A total of 67 per cent of people agreed there should be talks before September 18 next year to “help pave the way for formal negotiations” between London and Edinburgh if people decide to vote “yes”.
UK ministers have said they cannot “pre-negotiate” issues such as the division of assets and the option of a currency-sharing pact prior to the 2014 vote because they currently represent all of the country.
However, the SNP – which has also accepted there cannot be negotiations – argued that there should be preliminary talks now to develop an “understanding of the issues” that would have to be agreed if Scotland were to break away from the UK.
Academics have also criticised the “decide first, negotiate later” approach, saying it directly contradicts Prime Minister David Cameron’s policy on Europe, to negotiate a new settlement and then put it to a referendum.
YouGov’s question notes that, after a “yes” vote, a number of issues such as currency, financial regulation and the division of assets and liabilities, will all need to be decided.

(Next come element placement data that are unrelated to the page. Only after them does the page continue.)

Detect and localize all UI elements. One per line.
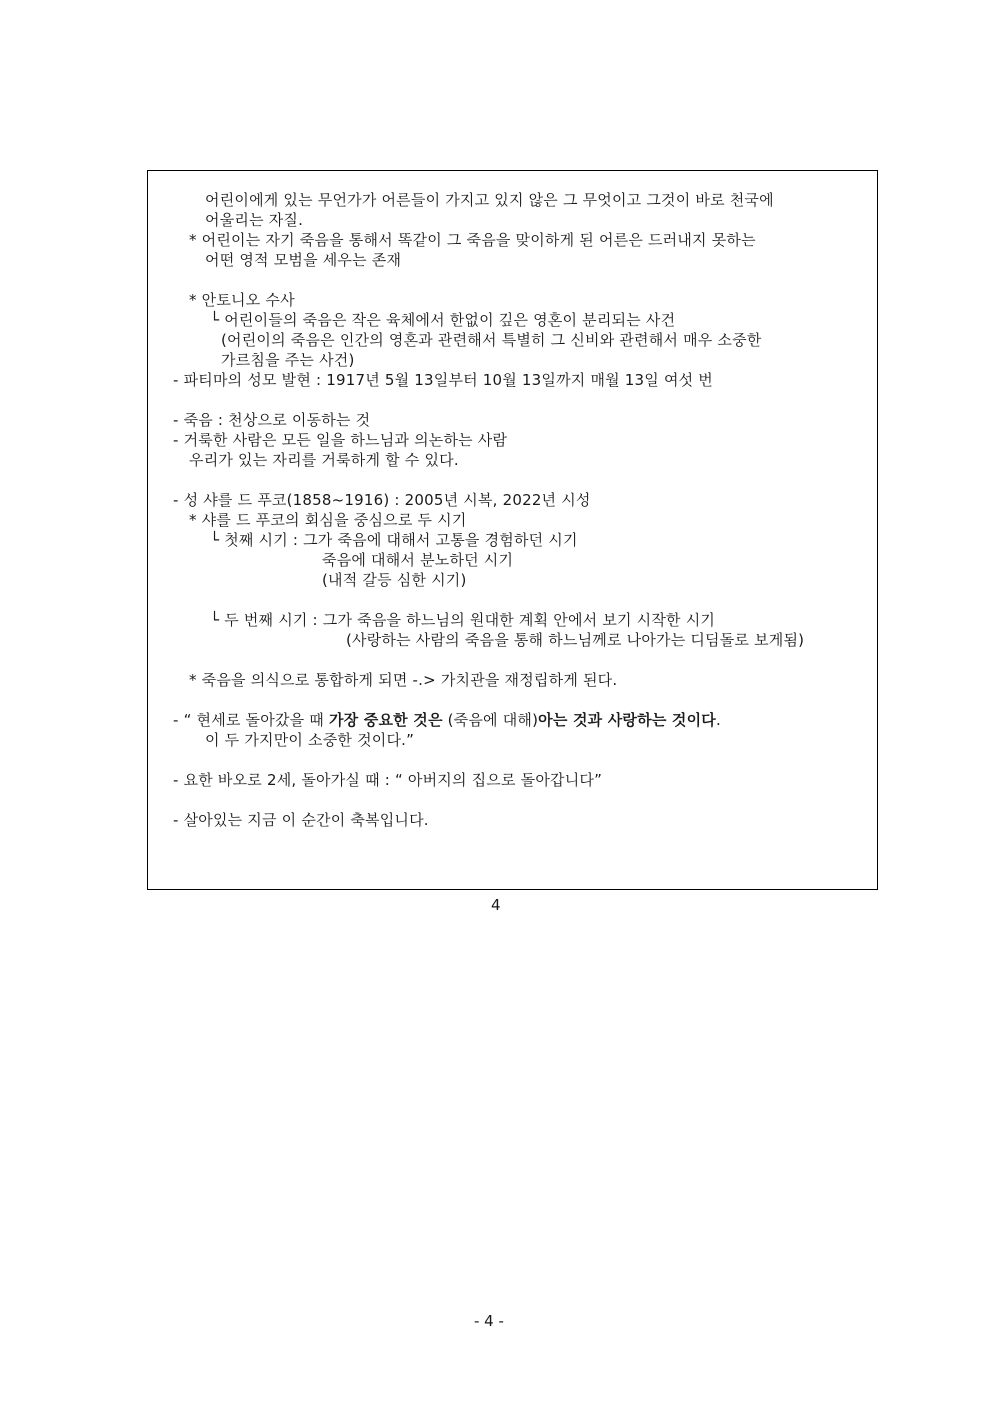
text-line: 우리가 있는 자리를 거룩하게 할 수 있다. [189, 451, 459, 469]
text-line: (어린이의 죽음은 인간의 영혼과 관련해서 특별히 그 신비와 관련해서 매우 소중한 [221, 331, 762, 349]
text-line: 죽음에 대해서 분노하던 시기 [322, 551, 514, 569]
text-line: * 어린이는 자기 죽음을 통해서 똑같이 그 죽음을 맞이하게 된 어른은 드러내지 못하는 [189, 231, 756, 249]
text-line: 어울리는 자질. [205, 211, 304, 229]
quote-emphasis: 가장 중요한 것은 [328, 711, 443, 729]
text-line: - 살아있는 지금 이 순간이 축복입니다. [173, 811, 429, 829]
text-line: - 성 샤를 드 푸코(1858~1916) : 2005년 시복, 2022년 시성 [173, 491, 591, 509]
text-line: * 샤를 드 푸코의 회심을 중심으로 두 시기 [189, 511, 467, 529]
text-line: - 죽음 : 천상으로 이동하는 것 [173, 411, 371, 429]
text-line: - 파티마의 성모 발현 : 1917년 5월 13일부터 10월 13일까지 매월 13일 여섯 번 [173, 371, 713, 389]
quote-line [173, 710, 721, 730]
quote-emphasis: 아는 것과 사랑하는 것이다 [538, 711, 716, 729]
quote-text: (죽음에 대해) [442, 711, 539, 729]
footer-page-number: - 4 - [474, 1312, 504, 1330]
text-line: └ 첫째 시기 : 그가 죽음에 대해서 고통을 경험하던 시기 [210, 531, 578, 549]
text-line: * 죽음을 의식으로 통합하게 되면 -.> 가치관을 재정립하게 된다. [189, 671, 618, 689]
box-page-number: 4 [491, 896, 501, 914]
text-line: 가르침을 주는 사건) [221, 351, 355, 369]
text-line: 어떤 영적 모범을 세우는 존재 [205, 251, 402, 269]
text-line: 어린이에게 있는 무언가가 어른들이 가지고 있지 않은 그 무엇이고 그것이 바로 천국에 [205, 191, 774, 209]
quote-text: - “ 현세로 돌아갔을 때 [173, 711, 329, 729]
text-line: - 요한 바오로 2세, 돌아가실 때 : “ 아버지의 집으로 돌아갑니다” [173, 771, 603, 789]
quote-text: . [716, 711, 721, 729]
text-line: - 거룩한 사람은 모든 일을 하느님과 의논하는 사람 [173, 431, 508, 449]
text-line: 이 두 가지만이 소중한 것이다.” [205, 731, 415, 749]
text-line: └ 두 번째 시기 : 그가 죽음을 하느님의 원대한 계획 안에서 보기 시작한 시기 [210, 611, 716, 629]
text-line: (사랑하는 사람의 죽음을 통해 하느님께로 나아가는 디딤돌로 보게됨) [346, 631, 805, 649]
text-line: └ 어린이들의 죽음은 작은 육체에서 한없이 깊은 영혼이 분리되는 사건 [210, 311, 676, 329]
text-line: (내적 갈등 심한 시기) [322, 571, 467, 589]
text-line: * 안토니오 수사 [189, 291, 295, 309]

It asks whether the two governments “should or should not hold talks before the referendum to help pave the way for formal negotiations”.
The 67 per cent of people who said “yes” include a majority of all three pro-UK party supporters, 21 per cent said no, while 11 per cent did not know.

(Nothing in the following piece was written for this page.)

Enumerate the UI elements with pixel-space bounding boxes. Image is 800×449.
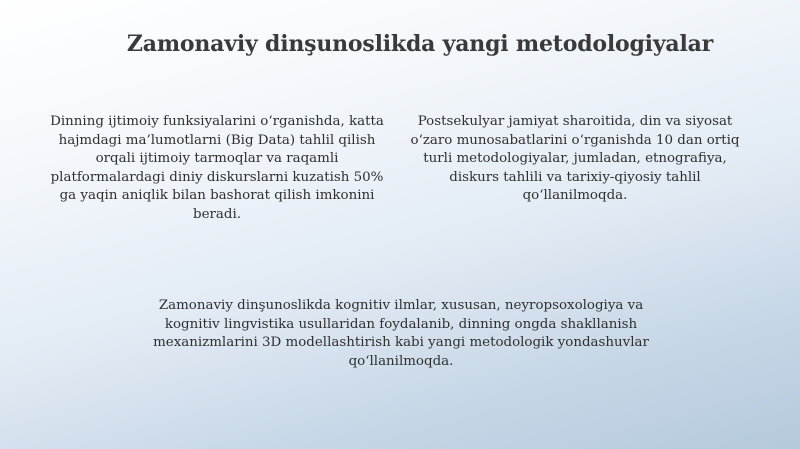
left-text-block: Dinning ijtimoiy funksiyalarini o‘rganishda, katta hajmdagi ma’lumotlarni (Big Data) tahlil qilish orqali ijtimoiy tarmoqlar va raqamli platformalardagi diniy diskurslarni kuzatish 50% ga yaqin aniqlik bilan bashorat qilish imkonini beradi. (50, 114, 384, 222)
slide-title: Zamonaviy dinşunoslikda yangi metodologiyalar (126, 31, 714, 57)
right-text-block: Postsekulyar jamiyat sharoitida, din va siyosat o‘zaro munosabatlarini o‘rganishda 10 dan ortiq turli metodologiyalar, jumladan, etnografiya, diskurs tahlili va tarixiy-qiyosiy tahlil qo‘llanilmoqda. (410, 114, 740, 204)
bottom-text-block: Zamonaviy dinşunoslikda kognitiv ilmlar, xususan, neyropsoxologiya va kognitiv lingvistika usullaridan foydalanib, dinning ongda shakllanish mexanizmlarini 3D modellashtirish kabi yangi metodologik yondashuvlar qo‘llanilmoqda. (153, 298, 649, 369)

Deputy First Minister Nicola Sturgeon last night pointed to the findings and said UK ministers should now act on a call by the Electoral Commission which declared in January that both sides should agree a “joint position, if possible, so that voters have access to agreed information about what would follow the referendum”.
She said: “Preparation is not pre-negotiation. Having discussions now to develop an understanding of the issues that would require negotiation after a ‘yes’ vote, what factual information would underpin that, and what attitude each government would take to negotiations in the event of a ‘yes’ vote, is not to pre-empt the referendum result – it is simply to ensure that if there is a ‘yes’ vote we can get to work quickly on implementing the democratic decision of the people of Scotland.”
She added: “The UK government should heed public opinion in Scotland, and U-turn on their current intransigent position. Pre-referendum discussions would help ensure that the debate is as informed as possible, and that is surely in the interests of people in Scotland and, indeed, the rest of the UK.”
At a conference in Edinburgh last week, Dr Nicola McEwan of Edinburgh University, who is leading research into post-referendum relations, criticised the UK government’s position.
She warned: “This stance prohibits informed decision-making by an electorate desperate for clarity, and merits closer scrutiny. The 2015 general election raises questions over who would be in government to oversee independence negotiations, but it doesn’t prevent the UK parties from being challenged to make their positions clear.”
However, Secretary of State for Scotland Michael Moore: “This a sign of desperation from those who are losing the argument, and want a distraction. The Scottish Government cites key areas for talks – currency, financial regulation, liabilities and assets. But their problem is not a lack of politicians talking; their problem is that their own position on all these issues is falling apart under examination.”
He added: “It is not the UK government’s job to define what independence would look like. It is for the SNP to set out what they would hope to negotiate.
“So far they failed to do that,” he said.